Samen delen of voor jezelf kiezen?
In 1982 werd aan de Universiteit Keulen het ultimatumspel bedacht. Bij dit experiment krijgt speler A een bedrag, zeg 10 euro, en speler B niets. Speler A moet speler B een aanbod doen; de spelers mogen het geld beide houden als het aanbod van A door B wordt geaccepteerd. Volgens de traditionele economische theorie zou het minimum, 1 euro, moeten worden -aangeboden en geaccepteerd. Immers speler B een duidelijk financieel voordeel, namelijk meer dan 0. In de duizenden keren dat het experiment is gedaan, is het gemiddelde geaccepteerde aanbod 4 euro en worden aanbiedingen van minder dan 3 euro regelmatig afgewezen. Volgens de economen van toen was dit volstrekt onverklaarbaar irrationeel gedrag. Mensen blijken meer gericht op verdelende rechtvaardigheid dan op financieel gewin. Evolutionair gezien is kiezen voor samen delen met groepsgenoten uiteindelijk profijtelijker dan louter egoïstisch zijn.

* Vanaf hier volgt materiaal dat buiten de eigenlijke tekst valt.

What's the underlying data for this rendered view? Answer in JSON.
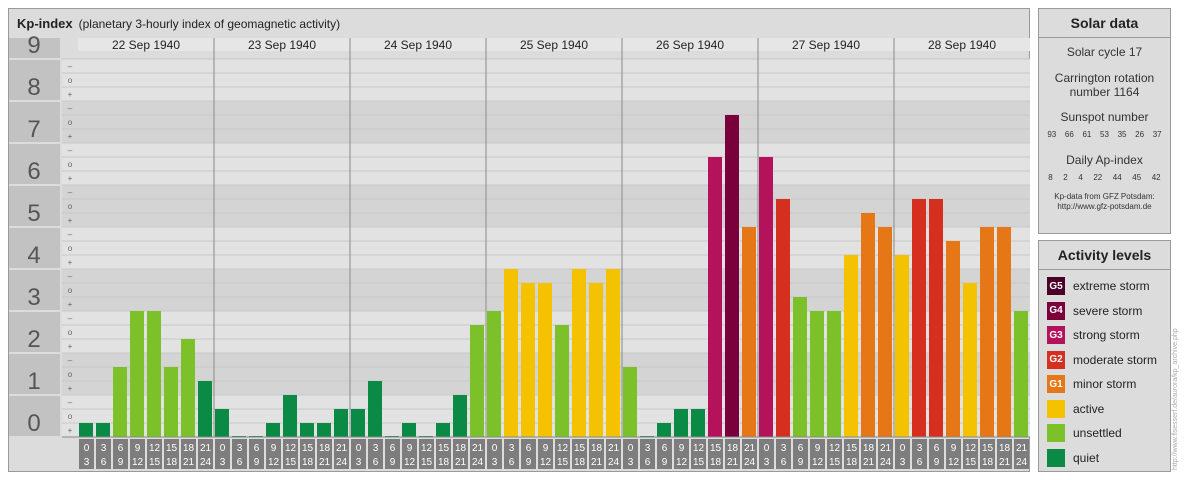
{
  "header": {
    "title": "Kp-index",
    "subtitle": "(planetary 3-hourly index of geomagnetic activity)"
  },
  "solar": {
    "title": "Solar data",
    "cycle": "Solar cycle 17",
    "carrington": "Carrington rotation number 1164",
    "sunspot_label": "Sunspot number",
    "sunspot_values": [
      "93",
      "66",
      "61",
      "53",
      "35",
      "26",
      "37"
    ],
    "ap_label": "Daily Ap-index",
    "ap_values": [
      "8",
      "2",
      "4",
      "22",
      "44",
      "45",
      "42"
    ],
    "credit_line1": "Kp-data from GFZ Potsdam:",
    "credit_line2": "http://www.gfz-potsdam.de"
  },
  "levels": {
    "title": "Activity levels",
    "items": [
      {
        "badge": "G5",
        "label": "extreme storm",
        "color": "#4a0028"
      },
      {
        "badge": "G4",
        "label": "severe storm",
        "color": "#7a003c"
      },
      {
        "badge": "G3",
        "label": "strong storm",
        "color": "#b5125c"
      },
      {
        "badge": "G2",
        "label": "moderate storm",
        "color": "#d42f1f"
      },
      {
        "badge": "G1",
        "label": "minor storm",
        "color": "#e57716"
      },
      {
        "badge": "",
        "label": "active",
        "color": "#f5c200"
      },
      {
        "badge": "",
        "label": "unsettled",
        "color": "#7cc12a"
      },
      {
        "badge": "",
        "label": "quiet",
        "color": "#0a8a44"
      }
    ]
  },
  "side_watermark": "http://www.flsesserf.de/aurora/kp_archive.php",
  "chart_data": {
    "type": "bar",
    "title": "Kp-index",
    "ylim": [
      0,
      9
    ],
    "y_ticks": [
      "0",
      "1",
      "2",
      "3",
      "4",
      "5",
      "6",
      "7",
      "8",
      "9"
    ],
    "subticks": [
      "+",
      "o",
      "–"
    ],
    "days": [
      "22 Sep 1940",
      "23 Sep 1940",
      "24 Sep 1940",
      "25 Sep 1940",
      "26 Sep 1940",
      "27 Sep 1940",
      "28 Sep 1940"
    ],
    "hour_start": [
      "0",
      "3",
      "6",
      "9",
      "12",
      "15",
      "18",
      "21"
    ],
    "hour_end": [
      "3",
      "6",
      "9",
      "12",
      "15",
      "18",
      "21",
      "24"
    ],
    "values": [
      [
        0.333,
        0.333,
        1.667,
        3.0,
        3.0,
        1.667,
        2.333,
        1.333
      ],
      [
        0.667,
        0.0,
        0.0,
        0.333,
        1.0,
        0.333,
        0.333,
        0.667
      ],
      [
        0.667,
        1.333,
        0.0,
        0.333,
        0.0,
        0.333,
        1.0,
        2.667
      ],
      [
        3.0,
        4.0,
        3.667,
        3.667,
        2.667,
        4.0,
        3.667,
        4.0
      ],
      [
        1.667,
        0.0,
        0.333,
        0.667,
        0.667,
        6.667,
        7.667,
        5.0
      ],
      [
        6.667,
        5.667,
        3.333,
        3.0,
        3.0,
        4.333,
        5.333,
        5.0
      ],
      [
        4.333,
        5.667,
        5.667,
        4.667,
        3.667,
        5.0,
        5.0,
        3.0
      ]
    ]
  }
}
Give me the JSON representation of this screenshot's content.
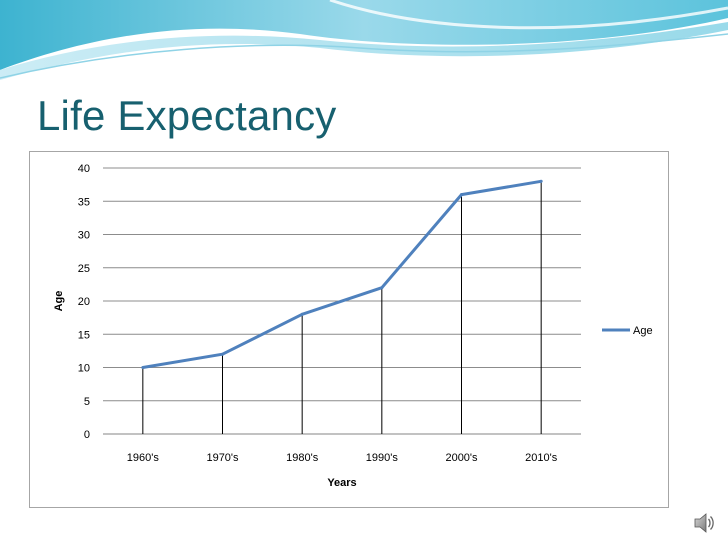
{
  "slide": {
    "title": "Life Expectancy"
  },
  "icons": {
    "speaker": "speaker-icon"
  },
  "colors": {
    "title": "#17606f",
    "series": "#4f81bd"
  },
  "chart_data": {
    "type": "line",
    "categories": [
      "1960's",
      "1970's",
      "1980's",
      "1990's",
      "2000's",
      "2010's"
    ],
    "series": [
      {
        "name": "Age",
        "values": [
          10,
          12,
          18,
          22,
          36,
          38
        ]
      }
    ],
    "xlabel": "Years",
    "ylabel": "Age",
    "ylim": [
      0,
      40
    ],
    "yticks": [
      0,
      5,
      10,
      15,
      20,
      25,
      30,
      35,
      40
    ],
    "grid": true,
    "drop_lines": true,
    "legend": "right"
  }
}
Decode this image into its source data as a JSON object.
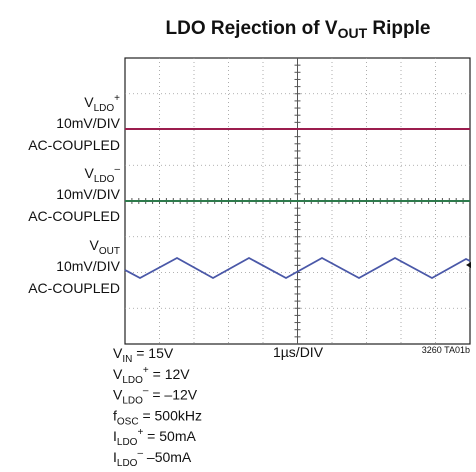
{
  "title": [
    "LDO Rejection of V",
    "OUT",
    " Ripple"
  ],
  "channels": [
    {
      "label": [
        "V",
        "LDO",
        "+"
      ],
      "scale": "10mV/DIV",
      "coupling": "AC-COUPLED"
    },
    {
      "label": [
        "V",
        "LDO",
        "–"
      ],
      "scale": "10mV/DIV",
      "coupling": "AC-COUPLED"
    },
    {
      "label": [
        "V",
        "OUT"
      ],
      "scale": "10mV/DIV",
      "coupling": "AC-COUPLED"
    }
  ],
  "timebase": "1µs/DIV",
  "figure_id": "3260 TA01b",
  "conditions": [
    [
      "V",
      "IN",
      " = 15V"
    ],
    [
      "V",
      "LDO",
      "+",
      " = 12V"
    ],
    [
      "V",
      "LDO",
      "–",
      " = –12V"
    ],
    [
      "f",
      "OSC",
      " = 500kHz"
    ],
    [
      "I",
      "LDO",
      "+",
      " = 50mA"
    ],
    [
      "I",
      "LDO",
      "–",
      " –50mA"
    ]
  ]
}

Mensen moeten wel het vertrouwen hebben dat het delen wederkerig is. Wie in een onrechtvaardig delende omgeving verkeert of meent te verkeren, die gaat ook minder delen. Als de wederkerigheid minder is, oftewel de groepsnorm meer ten gunste van egoïstischer gedrag lijkt uit te slaan, vinden de groepsleden dat zij ook zelf egoïstischer mogen zijn. Zien graaien doet graaien.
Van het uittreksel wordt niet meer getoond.